Treating the players as adults is a big part of coaching, Al-Duri believes. It makes criticism easier to face.

“Yesterday one of the players came up and said ‘thank you’, and I said, for what? He said for helping us out,” Al-Duri said. “I said it’s my job, we need to put these actions into results. Zaki (his center half) called me today and said I can’t sleep, and I thought it was from the injury, but he said no, it’s from thinking about the game. And I said good, because neither could I.”

“They gave it their all, I just don’t have time to waste on people who aren’t going to do that.”

Vice-captain and co-founder of the team, Omar Bitar, says that they now have an identifiable style of play.

“The biggest thing is everyone knowing their role, not doing more or less than that,” he said. “That gives us an objective when we play in terms of the formation, in terms of the type of players on the pitch. And it really gives everyone a key role to play. If everyone plays to their potential in those key roles, then we will play as unit, as a team. And we have been seeing this. He’s really been pushing us in terms of the fitness, and in terms of the tactics and how we play.”

The first defeat of the season revealed a different side to Al-Duri.

“We saw a side of Omar that we hadn’t seen in our first game,” Bitar said. “We didn’t have the best performance and he made us realize it. This is exactly what we need. Yes, we are here for fun, but it’s a good mix between fun and seriousness. It’s a fine balance and people need to be fine with this balance because we are here to have fun, we want to smile and laugh and enjoy our time, at the end of the day this is happening after our day-to-day jobs. But at the same time we want to get something out of it for self-accomplishment. We want to see us gel as a unit, we want to see us get the results.”

The words would be music to Al-Duri’s ears.

“I look at the top elite coaches, and they are on overdrive,” Al-Duri said. “Except they see their players six days a week. I don’t, so I have to condense that information, which then doesn’t appear like information overload, but at the same time they’re able to comprehend what we’re doing, and then build it as a habit.
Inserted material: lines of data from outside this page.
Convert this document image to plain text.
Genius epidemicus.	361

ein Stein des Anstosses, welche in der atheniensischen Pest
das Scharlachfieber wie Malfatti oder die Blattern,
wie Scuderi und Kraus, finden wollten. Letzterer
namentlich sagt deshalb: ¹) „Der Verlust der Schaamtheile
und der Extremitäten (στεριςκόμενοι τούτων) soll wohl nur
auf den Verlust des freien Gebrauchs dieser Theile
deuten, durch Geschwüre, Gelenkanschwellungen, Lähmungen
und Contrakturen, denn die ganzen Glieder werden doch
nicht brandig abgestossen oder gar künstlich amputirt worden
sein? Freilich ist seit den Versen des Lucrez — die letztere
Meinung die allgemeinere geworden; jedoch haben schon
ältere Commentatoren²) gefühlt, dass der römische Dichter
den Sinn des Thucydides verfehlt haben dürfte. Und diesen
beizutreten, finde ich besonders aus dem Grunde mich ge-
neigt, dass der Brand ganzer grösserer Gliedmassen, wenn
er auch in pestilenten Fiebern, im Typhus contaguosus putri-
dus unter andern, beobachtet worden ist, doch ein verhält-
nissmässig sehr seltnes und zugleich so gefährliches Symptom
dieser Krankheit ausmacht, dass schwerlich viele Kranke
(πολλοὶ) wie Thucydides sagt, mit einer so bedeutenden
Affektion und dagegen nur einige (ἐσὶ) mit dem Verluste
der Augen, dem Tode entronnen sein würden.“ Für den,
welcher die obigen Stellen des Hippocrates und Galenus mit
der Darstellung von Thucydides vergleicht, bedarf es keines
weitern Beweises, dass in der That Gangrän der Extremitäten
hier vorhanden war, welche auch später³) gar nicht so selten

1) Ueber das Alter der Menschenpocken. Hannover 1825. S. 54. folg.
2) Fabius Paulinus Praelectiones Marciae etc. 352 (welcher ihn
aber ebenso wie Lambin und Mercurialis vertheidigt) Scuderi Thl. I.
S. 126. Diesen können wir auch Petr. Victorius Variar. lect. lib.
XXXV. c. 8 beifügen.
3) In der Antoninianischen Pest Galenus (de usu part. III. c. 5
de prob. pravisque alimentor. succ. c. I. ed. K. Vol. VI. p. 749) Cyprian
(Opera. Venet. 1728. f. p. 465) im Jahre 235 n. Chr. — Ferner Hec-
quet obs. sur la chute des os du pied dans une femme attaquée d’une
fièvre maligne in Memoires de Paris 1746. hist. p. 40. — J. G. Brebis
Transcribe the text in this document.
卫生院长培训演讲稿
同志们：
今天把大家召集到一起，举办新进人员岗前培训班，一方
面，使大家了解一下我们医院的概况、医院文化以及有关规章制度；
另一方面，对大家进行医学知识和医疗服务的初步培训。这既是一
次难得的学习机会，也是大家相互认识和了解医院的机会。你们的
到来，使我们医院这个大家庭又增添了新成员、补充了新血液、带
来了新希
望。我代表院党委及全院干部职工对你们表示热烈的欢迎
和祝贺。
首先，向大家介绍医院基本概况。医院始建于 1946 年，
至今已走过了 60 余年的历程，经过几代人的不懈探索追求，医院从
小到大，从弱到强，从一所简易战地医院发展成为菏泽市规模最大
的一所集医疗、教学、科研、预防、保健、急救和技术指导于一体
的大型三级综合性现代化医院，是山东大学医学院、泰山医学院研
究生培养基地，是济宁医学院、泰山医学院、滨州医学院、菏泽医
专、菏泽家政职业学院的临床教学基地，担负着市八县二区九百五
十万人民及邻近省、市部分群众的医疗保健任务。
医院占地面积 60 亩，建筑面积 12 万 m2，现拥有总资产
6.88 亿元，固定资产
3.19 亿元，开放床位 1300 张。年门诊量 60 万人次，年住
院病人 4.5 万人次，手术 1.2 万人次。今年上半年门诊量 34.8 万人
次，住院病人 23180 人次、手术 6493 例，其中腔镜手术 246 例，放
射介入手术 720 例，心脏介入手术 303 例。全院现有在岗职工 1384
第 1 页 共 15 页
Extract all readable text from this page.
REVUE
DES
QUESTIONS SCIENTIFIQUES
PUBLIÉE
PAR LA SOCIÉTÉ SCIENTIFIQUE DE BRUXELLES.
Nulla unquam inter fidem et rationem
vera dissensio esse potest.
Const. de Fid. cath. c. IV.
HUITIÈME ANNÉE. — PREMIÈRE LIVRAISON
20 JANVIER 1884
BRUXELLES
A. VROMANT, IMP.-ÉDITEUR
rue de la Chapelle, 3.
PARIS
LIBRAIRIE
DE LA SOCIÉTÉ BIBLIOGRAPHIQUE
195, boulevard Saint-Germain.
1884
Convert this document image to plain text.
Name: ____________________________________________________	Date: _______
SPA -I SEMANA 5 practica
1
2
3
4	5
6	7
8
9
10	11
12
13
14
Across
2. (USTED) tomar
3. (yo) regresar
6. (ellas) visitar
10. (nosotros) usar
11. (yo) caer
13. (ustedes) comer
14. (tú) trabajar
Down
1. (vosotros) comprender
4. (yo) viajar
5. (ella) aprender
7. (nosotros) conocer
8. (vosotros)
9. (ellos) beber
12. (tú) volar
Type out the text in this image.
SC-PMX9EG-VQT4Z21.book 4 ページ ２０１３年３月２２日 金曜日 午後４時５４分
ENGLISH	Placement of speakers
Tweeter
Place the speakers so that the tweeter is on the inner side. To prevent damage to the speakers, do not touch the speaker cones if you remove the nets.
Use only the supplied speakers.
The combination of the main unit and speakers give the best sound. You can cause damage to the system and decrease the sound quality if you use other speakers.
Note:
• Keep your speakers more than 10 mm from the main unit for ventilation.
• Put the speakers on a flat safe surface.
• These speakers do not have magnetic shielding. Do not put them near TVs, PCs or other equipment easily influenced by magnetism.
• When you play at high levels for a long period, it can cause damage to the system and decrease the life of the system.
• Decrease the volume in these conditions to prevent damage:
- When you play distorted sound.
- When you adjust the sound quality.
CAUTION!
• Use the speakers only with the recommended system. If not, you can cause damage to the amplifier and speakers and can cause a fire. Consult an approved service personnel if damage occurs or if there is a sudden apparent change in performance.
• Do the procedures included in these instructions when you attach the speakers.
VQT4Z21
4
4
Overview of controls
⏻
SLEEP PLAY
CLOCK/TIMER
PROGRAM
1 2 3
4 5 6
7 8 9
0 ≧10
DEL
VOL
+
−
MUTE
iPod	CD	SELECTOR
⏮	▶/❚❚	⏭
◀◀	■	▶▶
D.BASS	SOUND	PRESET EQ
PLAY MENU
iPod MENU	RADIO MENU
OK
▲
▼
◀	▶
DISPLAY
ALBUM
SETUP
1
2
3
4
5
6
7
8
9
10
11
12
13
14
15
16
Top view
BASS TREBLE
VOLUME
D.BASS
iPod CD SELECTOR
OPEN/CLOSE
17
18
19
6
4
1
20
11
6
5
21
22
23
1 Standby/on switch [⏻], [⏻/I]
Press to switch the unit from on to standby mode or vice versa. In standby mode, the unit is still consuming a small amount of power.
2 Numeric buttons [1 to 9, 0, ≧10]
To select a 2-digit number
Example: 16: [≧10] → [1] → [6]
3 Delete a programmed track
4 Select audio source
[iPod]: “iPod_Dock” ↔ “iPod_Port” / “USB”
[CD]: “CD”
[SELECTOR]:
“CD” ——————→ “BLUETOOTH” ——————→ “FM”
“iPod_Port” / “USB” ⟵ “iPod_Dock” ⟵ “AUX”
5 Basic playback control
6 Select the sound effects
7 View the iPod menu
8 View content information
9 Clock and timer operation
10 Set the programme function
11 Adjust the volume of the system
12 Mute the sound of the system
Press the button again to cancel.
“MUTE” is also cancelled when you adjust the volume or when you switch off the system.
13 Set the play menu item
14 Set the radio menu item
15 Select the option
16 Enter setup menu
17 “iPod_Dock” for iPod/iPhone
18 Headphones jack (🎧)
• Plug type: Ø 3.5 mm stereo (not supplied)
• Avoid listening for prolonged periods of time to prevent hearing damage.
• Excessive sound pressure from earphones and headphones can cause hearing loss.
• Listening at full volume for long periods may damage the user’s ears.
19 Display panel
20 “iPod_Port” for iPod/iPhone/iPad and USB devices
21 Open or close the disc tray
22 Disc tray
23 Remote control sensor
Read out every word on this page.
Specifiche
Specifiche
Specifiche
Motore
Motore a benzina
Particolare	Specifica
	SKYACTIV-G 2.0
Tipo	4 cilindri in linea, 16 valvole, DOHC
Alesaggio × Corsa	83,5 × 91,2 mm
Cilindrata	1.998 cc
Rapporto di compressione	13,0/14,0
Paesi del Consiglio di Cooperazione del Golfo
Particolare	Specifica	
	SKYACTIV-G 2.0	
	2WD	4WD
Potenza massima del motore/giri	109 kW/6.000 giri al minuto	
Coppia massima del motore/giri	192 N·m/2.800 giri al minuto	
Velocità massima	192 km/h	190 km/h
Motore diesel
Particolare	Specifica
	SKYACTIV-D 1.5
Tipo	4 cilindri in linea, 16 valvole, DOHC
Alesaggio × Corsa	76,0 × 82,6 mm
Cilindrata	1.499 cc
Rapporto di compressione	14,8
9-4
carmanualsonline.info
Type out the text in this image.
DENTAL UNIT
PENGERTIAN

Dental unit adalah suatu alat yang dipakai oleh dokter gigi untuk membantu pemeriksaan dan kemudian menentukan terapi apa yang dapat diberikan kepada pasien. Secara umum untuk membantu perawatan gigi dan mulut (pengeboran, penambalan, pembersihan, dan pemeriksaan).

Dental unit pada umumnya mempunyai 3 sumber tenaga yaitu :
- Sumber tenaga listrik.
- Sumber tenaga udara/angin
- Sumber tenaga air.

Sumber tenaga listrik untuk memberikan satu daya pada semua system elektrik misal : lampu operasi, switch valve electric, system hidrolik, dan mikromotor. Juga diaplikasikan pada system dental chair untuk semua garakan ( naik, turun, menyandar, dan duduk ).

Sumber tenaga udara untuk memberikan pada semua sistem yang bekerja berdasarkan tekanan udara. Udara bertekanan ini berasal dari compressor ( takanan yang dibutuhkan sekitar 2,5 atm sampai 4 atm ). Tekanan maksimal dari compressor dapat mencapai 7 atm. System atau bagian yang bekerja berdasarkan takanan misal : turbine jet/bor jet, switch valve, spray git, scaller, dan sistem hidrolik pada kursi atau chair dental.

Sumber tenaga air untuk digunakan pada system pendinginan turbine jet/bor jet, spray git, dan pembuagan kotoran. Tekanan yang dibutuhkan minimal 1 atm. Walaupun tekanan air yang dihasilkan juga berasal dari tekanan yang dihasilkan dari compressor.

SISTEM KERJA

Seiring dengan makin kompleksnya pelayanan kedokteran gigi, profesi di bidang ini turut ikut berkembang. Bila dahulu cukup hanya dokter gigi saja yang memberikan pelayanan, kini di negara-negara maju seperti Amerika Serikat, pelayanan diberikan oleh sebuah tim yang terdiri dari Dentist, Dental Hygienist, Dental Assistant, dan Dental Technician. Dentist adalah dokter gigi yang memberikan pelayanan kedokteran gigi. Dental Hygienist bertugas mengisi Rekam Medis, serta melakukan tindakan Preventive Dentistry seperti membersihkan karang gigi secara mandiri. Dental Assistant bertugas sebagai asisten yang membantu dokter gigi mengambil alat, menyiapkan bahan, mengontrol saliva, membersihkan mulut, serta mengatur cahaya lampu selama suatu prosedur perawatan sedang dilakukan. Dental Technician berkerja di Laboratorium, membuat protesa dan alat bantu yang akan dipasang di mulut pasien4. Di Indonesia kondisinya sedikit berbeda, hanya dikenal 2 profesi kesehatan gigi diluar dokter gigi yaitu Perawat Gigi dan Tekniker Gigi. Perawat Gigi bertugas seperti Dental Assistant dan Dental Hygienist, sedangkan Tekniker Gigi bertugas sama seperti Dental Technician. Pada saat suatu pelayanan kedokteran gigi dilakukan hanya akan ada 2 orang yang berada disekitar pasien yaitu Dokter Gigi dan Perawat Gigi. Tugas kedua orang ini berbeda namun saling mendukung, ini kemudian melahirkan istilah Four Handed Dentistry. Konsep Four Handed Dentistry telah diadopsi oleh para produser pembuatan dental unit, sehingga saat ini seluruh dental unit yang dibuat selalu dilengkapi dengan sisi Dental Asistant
That’s why I beat myself up about it sometimes.”

The results are inconsistent, which irritates Al-Duri.

It is almost 3pm the day after the match, and a new online course with the Welsh FA is about start. More lessons, ideas and coaching drills to try out at Condado’s training session.

Bit by bit, Al-Duri is finding the right balance with players for whom football is a big part of life, but not necessarily the most important.

“I need them to switch on to game mode,” he said. “I don’t know how their day has gone, not everyone is going to message me and tell me that they had a bad day, or a good, or family issue.”

“So I will make sure that we are locked on the same thing,” Al-Duri said. “That is, when we’re together, football first.”